For Fay and Wu’s normalized H [52], the maize-sorghum genome alignment (http://pipeline.lbl.gov/downloads.shtml) was parsed with a custom Perl script to obtain the nucleotide in sorghum representing the ancestral maize allele for 298,388 SNPs of the genotyped panel of elite lines. Whole-genome sequence data for 30 elite lines were used to call SNPs and small indels by employing an integrative analysis pipeline [21] and filtering for high mapping (MQ ≥ 30) and genotyping quality (GQ > 5), major allele frequency ≥ 90 %, a minimal distance of 3 bp between adjacent SNPs, and a minimal and maximal coverage by three and 60 MQ30 reads for lines sequenced to medium coverage, respectively. The latter criterion was adjusted for four deep sequenced lines requiring ten and 300 MQ30 reads, respectively. We combined the obtained marker set with whole-genome sequence data from ten temperate inbred Dent and Flint lines from the maize HapMap2 project [17, 22] resulting in a VCF file including 13,246,294 bi-allelic SNPs. We filtered for SNPs with ≤ 50 % missing values across the 40 lines (F) and within germplasm pools (π and TD). The combined VCF file was converted to hapmap format with a customized Perl script, and π and TD per gene were obtained with Variscan version 2 [85] with runmode “12”.
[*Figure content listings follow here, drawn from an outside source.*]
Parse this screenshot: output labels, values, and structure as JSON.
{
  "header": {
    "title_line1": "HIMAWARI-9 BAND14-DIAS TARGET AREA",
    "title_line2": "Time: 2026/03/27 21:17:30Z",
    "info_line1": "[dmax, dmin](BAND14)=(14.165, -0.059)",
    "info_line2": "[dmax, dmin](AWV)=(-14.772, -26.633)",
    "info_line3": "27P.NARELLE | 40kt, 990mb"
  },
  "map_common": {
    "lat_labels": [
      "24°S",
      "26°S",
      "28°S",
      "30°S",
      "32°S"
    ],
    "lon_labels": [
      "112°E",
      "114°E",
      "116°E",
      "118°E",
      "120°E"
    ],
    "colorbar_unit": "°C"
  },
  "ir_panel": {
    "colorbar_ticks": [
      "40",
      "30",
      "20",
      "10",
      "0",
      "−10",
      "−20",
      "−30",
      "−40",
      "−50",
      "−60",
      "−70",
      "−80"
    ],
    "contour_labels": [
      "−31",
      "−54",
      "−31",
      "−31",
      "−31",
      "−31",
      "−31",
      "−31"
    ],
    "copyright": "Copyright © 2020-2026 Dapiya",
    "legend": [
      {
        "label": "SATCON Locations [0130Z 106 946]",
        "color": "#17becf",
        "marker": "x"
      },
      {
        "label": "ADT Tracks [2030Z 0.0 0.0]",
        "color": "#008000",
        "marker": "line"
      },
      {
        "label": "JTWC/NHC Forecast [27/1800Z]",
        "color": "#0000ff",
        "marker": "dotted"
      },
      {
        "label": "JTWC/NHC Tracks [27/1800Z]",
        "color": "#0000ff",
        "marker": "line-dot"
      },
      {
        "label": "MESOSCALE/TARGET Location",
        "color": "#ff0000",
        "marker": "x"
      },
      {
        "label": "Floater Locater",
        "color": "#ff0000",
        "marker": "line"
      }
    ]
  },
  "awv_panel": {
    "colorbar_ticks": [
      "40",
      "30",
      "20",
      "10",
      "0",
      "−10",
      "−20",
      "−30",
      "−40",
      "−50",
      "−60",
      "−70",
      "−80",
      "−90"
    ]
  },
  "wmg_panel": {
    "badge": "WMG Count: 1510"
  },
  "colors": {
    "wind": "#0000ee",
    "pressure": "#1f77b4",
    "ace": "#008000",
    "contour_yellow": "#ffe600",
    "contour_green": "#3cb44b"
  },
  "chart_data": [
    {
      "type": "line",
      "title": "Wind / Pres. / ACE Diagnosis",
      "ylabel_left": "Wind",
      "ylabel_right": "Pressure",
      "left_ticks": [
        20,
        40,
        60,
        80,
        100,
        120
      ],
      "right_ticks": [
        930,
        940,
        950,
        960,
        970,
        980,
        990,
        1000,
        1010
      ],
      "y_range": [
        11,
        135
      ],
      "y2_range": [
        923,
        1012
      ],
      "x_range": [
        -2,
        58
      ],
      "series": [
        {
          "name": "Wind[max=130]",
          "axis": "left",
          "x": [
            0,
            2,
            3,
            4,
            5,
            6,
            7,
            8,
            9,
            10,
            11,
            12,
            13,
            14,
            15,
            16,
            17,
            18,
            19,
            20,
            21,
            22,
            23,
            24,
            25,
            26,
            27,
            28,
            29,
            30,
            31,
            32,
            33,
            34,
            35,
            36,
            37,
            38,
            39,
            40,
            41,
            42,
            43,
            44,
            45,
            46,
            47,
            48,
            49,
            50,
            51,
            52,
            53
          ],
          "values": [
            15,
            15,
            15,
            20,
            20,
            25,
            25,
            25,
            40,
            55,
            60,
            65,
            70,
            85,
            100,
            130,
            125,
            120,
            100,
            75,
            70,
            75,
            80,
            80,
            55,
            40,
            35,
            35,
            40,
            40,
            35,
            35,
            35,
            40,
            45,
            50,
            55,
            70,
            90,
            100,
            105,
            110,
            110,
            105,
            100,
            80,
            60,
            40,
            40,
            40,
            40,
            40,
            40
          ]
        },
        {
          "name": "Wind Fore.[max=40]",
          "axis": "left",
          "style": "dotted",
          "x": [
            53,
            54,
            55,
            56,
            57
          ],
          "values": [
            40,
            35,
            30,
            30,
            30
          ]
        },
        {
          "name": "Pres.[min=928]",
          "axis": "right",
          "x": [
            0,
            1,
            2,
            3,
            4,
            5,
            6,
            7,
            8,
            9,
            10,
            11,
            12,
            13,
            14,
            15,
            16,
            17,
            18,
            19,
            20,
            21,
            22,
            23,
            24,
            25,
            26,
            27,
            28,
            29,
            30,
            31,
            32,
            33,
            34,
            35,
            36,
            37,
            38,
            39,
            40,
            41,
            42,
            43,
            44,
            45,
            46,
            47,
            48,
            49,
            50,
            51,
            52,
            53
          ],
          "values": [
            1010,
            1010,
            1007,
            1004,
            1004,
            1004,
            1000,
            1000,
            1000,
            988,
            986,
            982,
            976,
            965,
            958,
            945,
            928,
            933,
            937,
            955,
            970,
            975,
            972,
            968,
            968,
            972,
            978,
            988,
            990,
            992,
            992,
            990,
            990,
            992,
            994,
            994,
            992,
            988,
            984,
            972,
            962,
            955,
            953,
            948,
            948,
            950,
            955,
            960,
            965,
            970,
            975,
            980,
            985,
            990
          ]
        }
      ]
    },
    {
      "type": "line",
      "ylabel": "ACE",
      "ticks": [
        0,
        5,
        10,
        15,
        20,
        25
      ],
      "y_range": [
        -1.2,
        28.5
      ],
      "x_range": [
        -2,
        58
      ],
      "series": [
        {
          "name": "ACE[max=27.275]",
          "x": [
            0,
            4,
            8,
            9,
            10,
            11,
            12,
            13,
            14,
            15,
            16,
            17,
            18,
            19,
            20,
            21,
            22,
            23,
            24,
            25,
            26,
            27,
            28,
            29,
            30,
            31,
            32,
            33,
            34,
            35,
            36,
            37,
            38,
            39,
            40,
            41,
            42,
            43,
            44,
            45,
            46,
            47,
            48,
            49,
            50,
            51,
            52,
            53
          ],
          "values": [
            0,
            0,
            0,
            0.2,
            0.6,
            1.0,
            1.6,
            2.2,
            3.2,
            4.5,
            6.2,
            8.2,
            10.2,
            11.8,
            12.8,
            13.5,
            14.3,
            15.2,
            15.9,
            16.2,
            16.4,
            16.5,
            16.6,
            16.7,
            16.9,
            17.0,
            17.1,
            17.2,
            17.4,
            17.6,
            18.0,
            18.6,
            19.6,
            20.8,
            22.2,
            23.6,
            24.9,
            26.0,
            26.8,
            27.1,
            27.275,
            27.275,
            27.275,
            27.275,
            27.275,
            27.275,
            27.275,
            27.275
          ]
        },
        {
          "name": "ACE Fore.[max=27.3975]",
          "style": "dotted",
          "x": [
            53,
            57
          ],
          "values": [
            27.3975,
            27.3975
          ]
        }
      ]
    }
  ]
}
For gene-wise calculations based on the genotyped panels of 136 elite lines and 38 European landraces (normalized H, F) or on whole-genome sequence data of 40 elite lines (π and TD), the genic region of the longest protein-coding transcript, including 5 kb upstream, was used and metrics were calculated if at least 5 SNPs were available for analysis. For a separate analysis of exonic, genic, 500 bp, and 5 kb upstream regions, F was determined in case of at least 5 SNPs per region based on whole-genome sequence data using vcftools v0.1.11 [86]. Two-sided Wilcoxon rank sum tests [87] were performed on gene-wise metrics to test for differences between candidate genes and remaining genes within pools.

Introgression library

To represent the Flint genome as introgression segments in a Dent genetic background, a European Dent inbred line was crossed with a European Flint inbred line, followed by backcrossing, marker-assisted selection, and several rounds of selfing [88]. The Dent parental line originated from south-eastern Europe and exhibits a high general combining ability for kernel yield. The Flint parental line was selected for high general combining ability for biomass yield and good performance in Central European climates. The introgression library used in the present study comprised 535 lines, with 97 lines carrying a single segment of the Flint parent. To estimate the length of individual donor genome fragments, the distance between markers on the respective donor genome fragment plus half the distance to the adjacent marker flanking the donor genome fragment on either side of the fragment was calculated. For the introgression lines, the two parental lines, and a check, male and female flowering times were obtained from two field experiments conducted in 2014 at the German trial locations Roggenstein (N 48°11′13.24″, E 11°19′50.86″, 517 m AMSL, average temperature in 2014: 9.8 °C) and Freising (N 48°24′11.62″, E 11°43′21.99″, 480 m AMSL, average temperature in 2014: 9.7 °C). Each experiment was laid out as an α–lattice design with two replications, except for parental lines and the check that were repeated three and five times, respectively. Male and female flowering time was recorded as days after sowing until 50 % of plants per plot exhibited emerged anthers and silks, respectively. Adjusted means for flowering time were calculated using Plabstat [89]. The difference in adjusted means between the 97 single-segment introgression lines and the Dent parental line was tested at a significance level of α = 0.05 and α = 0.05/97 to correct for multiple testing. Adjusted means of flowering times for seven lines carrying Flint haplotypes of Flint flowering time candidates, nine lines carrying Flint haplotypes of Dent flowering time candidates, and the 75 lines not carrying a flowering time candidate gene were tested for significant differences by calculating Student’s t-test.